Here’s a thing I wrote in 2016, and despite a lot of shitty events globally and incredibly dark mental/emotional states personally, pretty much sums up my year. Happy New Year, y’all. Here’s to 2017.
Once upon a time I built a house, made of wood and wool, and within that house I built a couch, a small couch, just the length of myself from tip to toe (a happy accident) and on a dark and stormy night (strange shadowdance of branches through the window at every lightning flash) I lay upon it.
Memory of other nights: streetlight shining in through slats of white plastic blinds, the wax and wane of headlights across dark shadowed walls. Blinking electric clocks, surreptitious screen shine of lover or husband checking their phone, sirens, low throb of bass from a neighbor or passing car, the click of a lighter on the front porch, soft woosh of the refrigerator door opening and closing. Green of money, not moss.
Loneliness like a hole in the world.
From the tiny couch I can hear, just on the other side of the wall, the steady dripdripdripdripdrip of water from the edge of the porch awning and small cascades and waterfalls coming down the trees. Rain on the metal roof is a staccato thunder echoing through the small space. A comforting loudness. Water is life.
This place I’ve found: silverglow through the skylight on full moon nights, fir branches reaching through the open window to rest on my cheek as I sleep, the soft crunch of deer hooves on the leaves, the hoot and call of owl and coyote all night.
Loneliness still but loneliness of an animal wanting to be touched, the longing of an alive thing that found life like a gift already unwrapped and given freely.
I’ve fallen asleep and a BOOM just overhead has me standing at the window before I know I am awake. The sky is starting to lighten and I can see trunks bend and branches thrash in the wind. I watch the trees and the trees watch me back. They seem to be enjoying themselves in this wild rumpus storm. I stay there for a long time, upright and swaying, one hand to the water-streaked glass, holding my place amongst the dancers in this moment between waking and sleeping, between dark and light, between human and other.
Wet moss green ferns rise reaching toward the shuttered sun shining behind grey clouds, water gone wild in the wind and the weather, awake aware alive alife.
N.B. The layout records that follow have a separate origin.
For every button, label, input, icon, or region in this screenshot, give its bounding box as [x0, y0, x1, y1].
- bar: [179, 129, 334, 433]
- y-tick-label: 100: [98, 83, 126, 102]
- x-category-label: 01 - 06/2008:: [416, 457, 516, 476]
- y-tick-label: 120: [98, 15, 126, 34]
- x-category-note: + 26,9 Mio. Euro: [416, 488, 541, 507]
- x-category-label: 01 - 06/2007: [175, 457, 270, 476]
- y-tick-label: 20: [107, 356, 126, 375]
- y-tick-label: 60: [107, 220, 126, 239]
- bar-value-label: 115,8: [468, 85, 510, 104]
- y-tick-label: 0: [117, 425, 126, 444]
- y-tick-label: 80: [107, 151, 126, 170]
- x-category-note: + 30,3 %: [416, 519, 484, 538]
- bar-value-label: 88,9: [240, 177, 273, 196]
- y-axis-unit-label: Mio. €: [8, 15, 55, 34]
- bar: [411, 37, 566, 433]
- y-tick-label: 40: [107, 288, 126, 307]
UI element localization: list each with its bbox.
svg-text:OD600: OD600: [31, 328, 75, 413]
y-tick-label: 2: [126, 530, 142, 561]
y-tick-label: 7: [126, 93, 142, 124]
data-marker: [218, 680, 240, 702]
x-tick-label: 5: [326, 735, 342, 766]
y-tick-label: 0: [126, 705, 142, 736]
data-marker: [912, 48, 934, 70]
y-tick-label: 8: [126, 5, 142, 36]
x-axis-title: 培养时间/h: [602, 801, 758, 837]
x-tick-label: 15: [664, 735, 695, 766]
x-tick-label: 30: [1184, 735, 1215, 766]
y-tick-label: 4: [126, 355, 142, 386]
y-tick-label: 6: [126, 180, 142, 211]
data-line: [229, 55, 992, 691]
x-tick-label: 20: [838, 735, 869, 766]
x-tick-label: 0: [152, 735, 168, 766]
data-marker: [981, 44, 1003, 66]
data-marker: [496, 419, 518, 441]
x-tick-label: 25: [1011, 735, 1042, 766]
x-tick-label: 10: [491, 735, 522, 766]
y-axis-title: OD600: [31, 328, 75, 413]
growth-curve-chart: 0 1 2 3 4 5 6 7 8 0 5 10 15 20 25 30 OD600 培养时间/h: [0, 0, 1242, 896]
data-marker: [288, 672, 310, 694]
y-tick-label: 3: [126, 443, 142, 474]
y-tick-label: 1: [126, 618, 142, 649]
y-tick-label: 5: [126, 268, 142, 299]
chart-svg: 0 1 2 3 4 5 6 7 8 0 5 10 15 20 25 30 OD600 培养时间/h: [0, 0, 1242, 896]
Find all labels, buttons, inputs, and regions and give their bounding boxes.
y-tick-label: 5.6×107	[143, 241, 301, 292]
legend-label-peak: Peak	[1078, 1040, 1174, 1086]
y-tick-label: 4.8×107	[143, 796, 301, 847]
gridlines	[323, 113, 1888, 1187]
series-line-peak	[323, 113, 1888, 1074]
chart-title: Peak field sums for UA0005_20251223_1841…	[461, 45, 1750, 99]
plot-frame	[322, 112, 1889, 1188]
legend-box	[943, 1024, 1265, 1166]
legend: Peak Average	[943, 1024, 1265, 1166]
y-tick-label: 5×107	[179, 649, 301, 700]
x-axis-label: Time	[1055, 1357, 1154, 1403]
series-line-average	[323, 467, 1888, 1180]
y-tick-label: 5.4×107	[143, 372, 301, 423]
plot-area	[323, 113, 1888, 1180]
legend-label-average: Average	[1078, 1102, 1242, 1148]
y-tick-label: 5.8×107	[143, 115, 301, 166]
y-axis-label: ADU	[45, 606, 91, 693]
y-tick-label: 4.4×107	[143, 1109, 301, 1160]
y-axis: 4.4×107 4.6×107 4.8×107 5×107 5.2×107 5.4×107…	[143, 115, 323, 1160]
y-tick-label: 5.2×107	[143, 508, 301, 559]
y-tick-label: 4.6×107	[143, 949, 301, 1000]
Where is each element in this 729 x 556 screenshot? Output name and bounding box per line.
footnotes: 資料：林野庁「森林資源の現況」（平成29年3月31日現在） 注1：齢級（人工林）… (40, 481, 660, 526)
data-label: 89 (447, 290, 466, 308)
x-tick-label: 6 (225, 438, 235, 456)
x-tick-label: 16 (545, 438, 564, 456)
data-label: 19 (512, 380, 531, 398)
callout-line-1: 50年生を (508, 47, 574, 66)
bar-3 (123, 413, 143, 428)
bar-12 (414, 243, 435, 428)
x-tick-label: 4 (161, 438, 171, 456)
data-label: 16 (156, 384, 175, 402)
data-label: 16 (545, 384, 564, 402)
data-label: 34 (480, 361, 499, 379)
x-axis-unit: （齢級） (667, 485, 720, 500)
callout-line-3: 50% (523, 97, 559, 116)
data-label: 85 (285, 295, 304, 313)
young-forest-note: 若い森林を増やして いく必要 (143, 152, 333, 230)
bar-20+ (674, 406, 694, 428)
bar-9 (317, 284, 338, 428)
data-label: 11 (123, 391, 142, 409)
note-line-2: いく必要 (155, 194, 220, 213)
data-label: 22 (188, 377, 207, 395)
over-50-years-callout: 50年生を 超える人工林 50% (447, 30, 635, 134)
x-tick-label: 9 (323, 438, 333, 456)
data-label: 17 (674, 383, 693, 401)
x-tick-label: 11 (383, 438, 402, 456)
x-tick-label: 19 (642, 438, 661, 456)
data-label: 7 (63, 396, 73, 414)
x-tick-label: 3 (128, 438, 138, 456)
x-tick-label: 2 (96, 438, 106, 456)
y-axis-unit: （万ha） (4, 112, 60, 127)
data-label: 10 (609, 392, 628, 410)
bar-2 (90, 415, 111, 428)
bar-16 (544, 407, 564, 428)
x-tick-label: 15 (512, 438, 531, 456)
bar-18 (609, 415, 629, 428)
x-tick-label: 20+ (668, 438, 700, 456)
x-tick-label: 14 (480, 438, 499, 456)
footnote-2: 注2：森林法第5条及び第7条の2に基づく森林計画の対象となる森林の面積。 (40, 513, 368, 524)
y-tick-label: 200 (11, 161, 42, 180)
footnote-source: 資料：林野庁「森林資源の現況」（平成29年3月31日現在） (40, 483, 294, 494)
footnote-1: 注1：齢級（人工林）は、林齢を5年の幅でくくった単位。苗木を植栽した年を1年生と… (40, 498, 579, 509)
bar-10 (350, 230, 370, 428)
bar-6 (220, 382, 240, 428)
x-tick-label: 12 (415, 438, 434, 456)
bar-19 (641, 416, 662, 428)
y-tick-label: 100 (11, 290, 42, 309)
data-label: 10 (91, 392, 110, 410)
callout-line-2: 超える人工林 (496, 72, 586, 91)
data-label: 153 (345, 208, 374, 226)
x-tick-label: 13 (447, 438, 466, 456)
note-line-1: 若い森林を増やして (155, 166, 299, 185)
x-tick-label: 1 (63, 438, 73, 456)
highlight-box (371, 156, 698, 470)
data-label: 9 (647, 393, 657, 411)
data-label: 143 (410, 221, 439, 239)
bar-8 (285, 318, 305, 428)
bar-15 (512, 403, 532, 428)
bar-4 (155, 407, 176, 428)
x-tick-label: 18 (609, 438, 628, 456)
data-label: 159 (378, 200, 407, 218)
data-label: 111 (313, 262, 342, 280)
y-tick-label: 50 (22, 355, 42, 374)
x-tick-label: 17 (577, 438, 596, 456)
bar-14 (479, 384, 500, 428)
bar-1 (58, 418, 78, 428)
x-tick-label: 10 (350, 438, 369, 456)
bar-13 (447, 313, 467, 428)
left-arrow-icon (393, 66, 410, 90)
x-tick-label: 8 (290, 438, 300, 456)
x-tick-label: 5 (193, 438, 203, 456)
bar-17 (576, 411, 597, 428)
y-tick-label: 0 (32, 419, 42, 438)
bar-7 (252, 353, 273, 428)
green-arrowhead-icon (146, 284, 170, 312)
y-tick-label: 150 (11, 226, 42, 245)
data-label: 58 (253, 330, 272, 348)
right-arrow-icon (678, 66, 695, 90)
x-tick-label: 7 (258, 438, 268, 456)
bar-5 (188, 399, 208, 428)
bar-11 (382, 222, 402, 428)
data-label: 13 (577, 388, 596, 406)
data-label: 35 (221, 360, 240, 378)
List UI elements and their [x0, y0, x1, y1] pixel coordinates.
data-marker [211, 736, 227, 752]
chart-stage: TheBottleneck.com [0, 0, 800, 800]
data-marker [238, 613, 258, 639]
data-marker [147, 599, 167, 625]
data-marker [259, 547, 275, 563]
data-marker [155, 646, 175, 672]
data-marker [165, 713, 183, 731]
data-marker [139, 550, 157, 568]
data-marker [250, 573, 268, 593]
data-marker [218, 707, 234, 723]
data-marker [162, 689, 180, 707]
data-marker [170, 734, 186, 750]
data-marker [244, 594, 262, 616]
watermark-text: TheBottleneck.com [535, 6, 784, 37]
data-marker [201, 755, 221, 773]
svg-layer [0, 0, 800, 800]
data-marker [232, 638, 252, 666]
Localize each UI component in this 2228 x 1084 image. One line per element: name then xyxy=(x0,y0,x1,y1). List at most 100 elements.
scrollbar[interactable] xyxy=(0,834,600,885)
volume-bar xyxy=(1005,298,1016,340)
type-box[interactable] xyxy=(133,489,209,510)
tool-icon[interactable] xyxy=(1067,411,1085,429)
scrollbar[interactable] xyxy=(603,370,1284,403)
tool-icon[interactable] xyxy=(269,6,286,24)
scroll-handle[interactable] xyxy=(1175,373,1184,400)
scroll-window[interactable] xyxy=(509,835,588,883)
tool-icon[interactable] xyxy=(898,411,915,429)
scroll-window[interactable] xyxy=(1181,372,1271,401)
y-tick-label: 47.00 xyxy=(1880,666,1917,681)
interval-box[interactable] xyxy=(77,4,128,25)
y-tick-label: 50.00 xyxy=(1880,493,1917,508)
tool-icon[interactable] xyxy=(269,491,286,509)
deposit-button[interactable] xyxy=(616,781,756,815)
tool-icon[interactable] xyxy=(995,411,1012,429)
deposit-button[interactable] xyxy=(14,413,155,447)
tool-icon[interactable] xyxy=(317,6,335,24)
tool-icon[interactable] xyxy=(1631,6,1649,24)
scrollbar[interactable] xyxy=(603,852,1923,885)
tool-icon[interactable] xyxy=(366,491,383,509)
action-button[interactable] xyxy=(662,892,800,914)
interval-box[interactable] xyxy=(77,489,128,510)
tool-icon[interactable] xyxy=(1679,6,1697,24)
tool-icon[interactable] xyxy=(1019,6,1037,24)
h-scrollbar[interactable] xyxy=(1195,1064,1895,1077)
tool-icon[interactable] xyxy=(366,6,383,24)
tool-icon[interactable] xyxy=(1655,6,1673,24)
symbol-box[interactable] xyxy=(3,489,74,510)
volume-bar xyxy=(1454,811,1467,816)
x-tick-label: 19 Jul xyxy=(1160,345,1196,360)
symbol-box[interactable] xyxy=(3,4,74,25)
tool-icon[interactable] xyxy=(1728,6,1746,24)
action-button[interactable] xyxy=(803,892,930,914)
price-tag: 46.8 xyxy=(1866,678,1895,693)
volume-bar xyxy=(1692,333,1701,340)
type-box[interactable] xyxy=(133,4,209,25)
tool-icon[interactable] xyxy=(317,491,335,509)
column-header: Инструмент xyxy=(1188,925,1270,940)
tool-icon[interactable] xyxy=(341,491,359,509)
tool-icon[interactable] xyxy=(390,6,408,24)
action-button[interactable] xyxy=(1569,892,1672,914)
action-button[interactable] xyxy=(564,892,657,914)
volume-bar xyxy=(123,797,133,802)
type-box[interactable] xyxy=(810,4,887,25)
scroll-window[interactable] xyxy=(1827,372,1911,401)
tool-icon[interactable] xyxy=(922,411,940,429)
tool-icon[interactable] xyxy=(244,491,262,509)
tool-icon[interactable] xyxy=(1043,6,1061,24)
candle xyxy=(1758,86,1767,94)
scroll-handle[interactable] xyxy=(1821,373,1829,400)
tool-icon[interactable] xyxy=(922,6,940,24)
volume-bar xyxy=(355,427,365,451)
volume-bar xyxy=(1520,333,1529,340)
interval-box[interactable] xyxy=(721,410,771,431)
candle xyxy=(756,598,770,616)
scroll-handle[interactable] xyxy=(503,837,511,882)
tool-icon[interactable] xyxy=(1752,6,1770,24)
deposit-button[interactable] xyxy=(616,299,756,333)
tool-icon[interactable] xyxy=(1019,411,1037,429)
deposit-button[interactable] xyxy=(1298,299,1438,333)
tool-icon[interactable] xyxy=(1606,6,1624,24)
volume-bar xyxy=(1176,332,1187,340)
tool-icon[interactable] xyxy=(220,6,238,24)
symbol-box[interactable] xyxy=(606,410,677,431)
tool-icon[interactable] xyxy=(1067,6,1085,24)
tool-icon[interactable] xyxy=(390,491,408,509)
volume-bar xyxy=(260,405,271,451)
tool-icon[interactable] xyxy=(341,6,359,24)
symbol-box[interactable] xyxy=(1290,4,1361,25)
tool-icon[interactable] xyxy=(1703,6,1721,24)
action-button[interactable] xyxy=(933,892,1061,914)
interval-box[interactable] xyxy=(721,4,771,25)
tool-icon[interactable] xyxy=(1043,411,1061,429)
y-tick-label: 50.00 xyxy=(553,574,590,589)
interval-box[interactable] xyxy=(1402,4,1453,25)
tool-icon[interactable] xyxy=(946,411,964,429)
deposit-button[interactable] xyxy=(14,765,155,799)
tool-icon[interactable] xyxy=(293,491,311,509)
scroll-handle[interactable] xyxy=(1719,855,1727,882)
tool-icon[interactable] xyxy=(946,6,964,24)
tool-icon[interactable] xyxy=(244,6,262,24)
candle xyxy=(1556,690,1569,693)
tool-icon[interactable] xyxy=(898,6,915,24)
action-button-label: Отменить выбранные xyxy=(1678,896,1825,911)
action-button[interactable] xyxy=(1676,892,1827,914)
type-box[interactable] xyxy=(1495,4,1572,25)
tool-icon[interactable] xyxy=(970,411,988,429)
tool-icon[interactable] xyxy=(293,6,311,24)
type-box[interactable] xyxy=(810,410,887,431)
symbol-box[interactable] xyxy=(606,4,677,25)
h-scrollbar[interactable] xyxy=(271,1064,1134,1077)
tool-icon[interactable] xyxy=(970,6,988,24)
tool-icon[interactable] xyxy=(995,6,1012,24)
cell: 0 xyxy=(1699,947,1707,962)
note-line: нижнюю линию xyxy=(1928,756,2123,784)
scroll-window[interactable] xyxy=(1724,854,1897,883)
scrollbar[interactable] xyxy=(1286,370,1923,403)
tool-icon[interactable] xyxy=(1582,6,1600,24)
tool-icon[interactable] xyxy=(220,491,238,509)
There is something here that we cannot feel without attention.
What if: it wasn’t something that had to be thought.
What if: it was only something that had to be felt.
What if: it wasn’t something that had to be decided.
What if: it was only something that had to be breathed.
I wake again at midmorning to a house gone green with tree-washed sunlight. Like being underwater. Outside the forest has stopped thrashing and dances gently. Golden leaves fall like snow. I hold my hand up to my face and watch the shadows play across my skin. There is a presence here with me that never leaves. Loneliness is a lack of seeing. Despair is a small grey room. The wild rumpus goes on with or without us.
The dancers reach out their hands (webs of moss between their fingers). Will you reach back?